Вечерело. Над ними пролетел самолет с яркими бортогнями. Бергер оставил обоих друзей у бараков. Хольт и Гомулка направились к себе.

В зыбких сумерках-циднелась какая-то фигура — это был Готтескнехт. Запрокинув голову, он следил за самолетом, кружившим над городом. Обойти вахмистра было невозможно.

— Ну-ка сюда!

— Влепит он нам плохо, — прошептал Гомулка. — Господин вахмистр?

— Совершали вечерний променад?

— Решили немного осмотреться, господин вахмистр!

— Что ж, узнали что-нибудь новенькое?
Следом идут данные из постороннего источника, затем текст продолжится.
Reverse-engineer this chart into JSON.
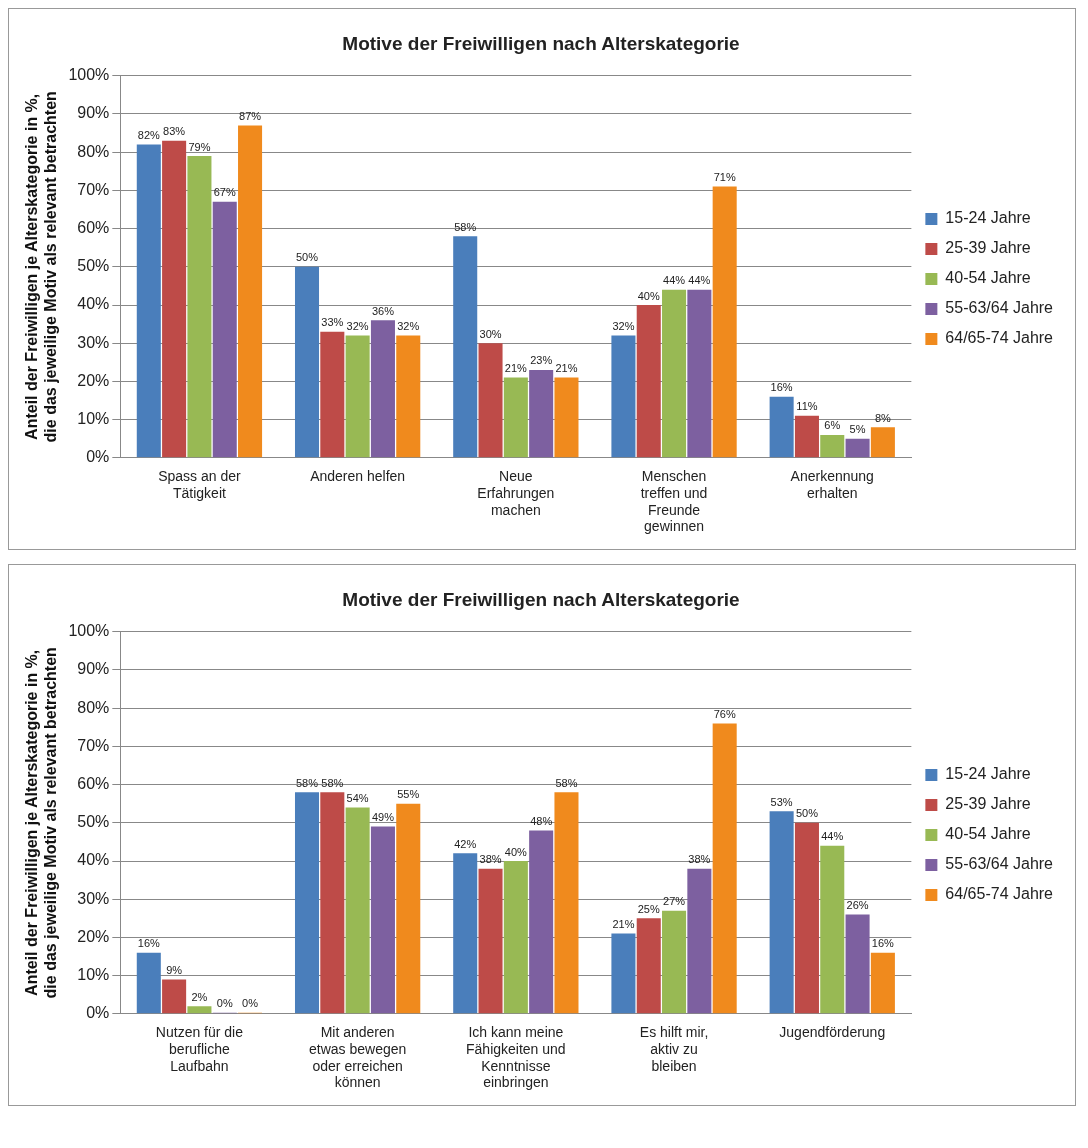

Насчет вашего… назначения и тому подобное?

— Кое-что узнали, господин вахмистр! — Зачем я стану врать, подумал Хольт.

— Ну, расскажите и мне. Любопытно, чего вы тут наслушались.

— Да вот насчет Гамбурга, господин вахмистр, там, говорят, был полный разгром… И насчет Рурской области…

— Да вы, оказывается, все разнюхали! Разгром — это, пожалуй, неплохо сказано… С вами я уже знаком, — обратился он к Хольту. — Ваша фамилия — Хольт, а ваша… погодите-ка… Отец у вас адвокат, это я запомнил, а вот фамилия…

— Курсант Гомулка, господин вахмистр!

— Что это вы раскричались? Или вам нехорошо? Охота вам орать в такой чудный вечер! — Готтескнехт достал из кармана сигарету, и Хольт после некоторого колебания дал ему закурить.

— Послушайте, что я вам скажу, — доверительно начал Готтескнехт. — Я хочу подать вам добрый совет. Научитесь разбираться в людях. На прусской службе это самое важное! Перед строем я тоже требую, чтобы все у меня было по струнке — ать, два! — служба есть служба, а иначе будет у тебя не боевое подразделение, а орда папуасов… — Хольт и Гомулка рассмеялись. — Вот видите! Ну а вечерком, когда я с вами беседую частным образом и поблизости нет генерала, покажите, что вы ребята воспитанные, из порядочных семейств, сами знаете — светский лоск и приятные манеры.

— Мы это учтем, господин вахмистр, — обещал Хольт.

— Роскошно! Ставлю вам единицу за то, что вы такие понятливые молодые люди! — И Готтескнехт вытащил записную книжку. Но тут произошло нечто необычайное, на что Хольт смотрел со все возрастающим удивлением. Готтескнехт с минуту подержал книжку, словно о чем-то размышляя, а потом снова воткнул ее за борт мундира. Он уставился в пространство неподвижным взглядом, повел плечами, будто мундир ему тесен, покрутил головой, будто воротник жмет, и лицо у него как-то странно изменилось: другое выражение, другая осанка и даже голос другой, точно он снял маску. Он подошел ближе к обоим друзьям, и стало видно, что это уже немолодой, вконец усталый человек с морщинистым лицом и тревожным взглядом.

— То, что вы узнали, — сказал он тихо, — вам знать не положено. Обещайте же: никому ни слова! Если пойдут разговоры… ни в коем случае не поддерживайте. Вы должны меня понять. Я прикажу, чтобы никто с той батареи не смел с вами разговаривать. Вы еще слишком молоды. Нехорошо, чтобы у вас заранее подрывали боевой дух, — еще до того, как в дело попадете. Вы меня поняли?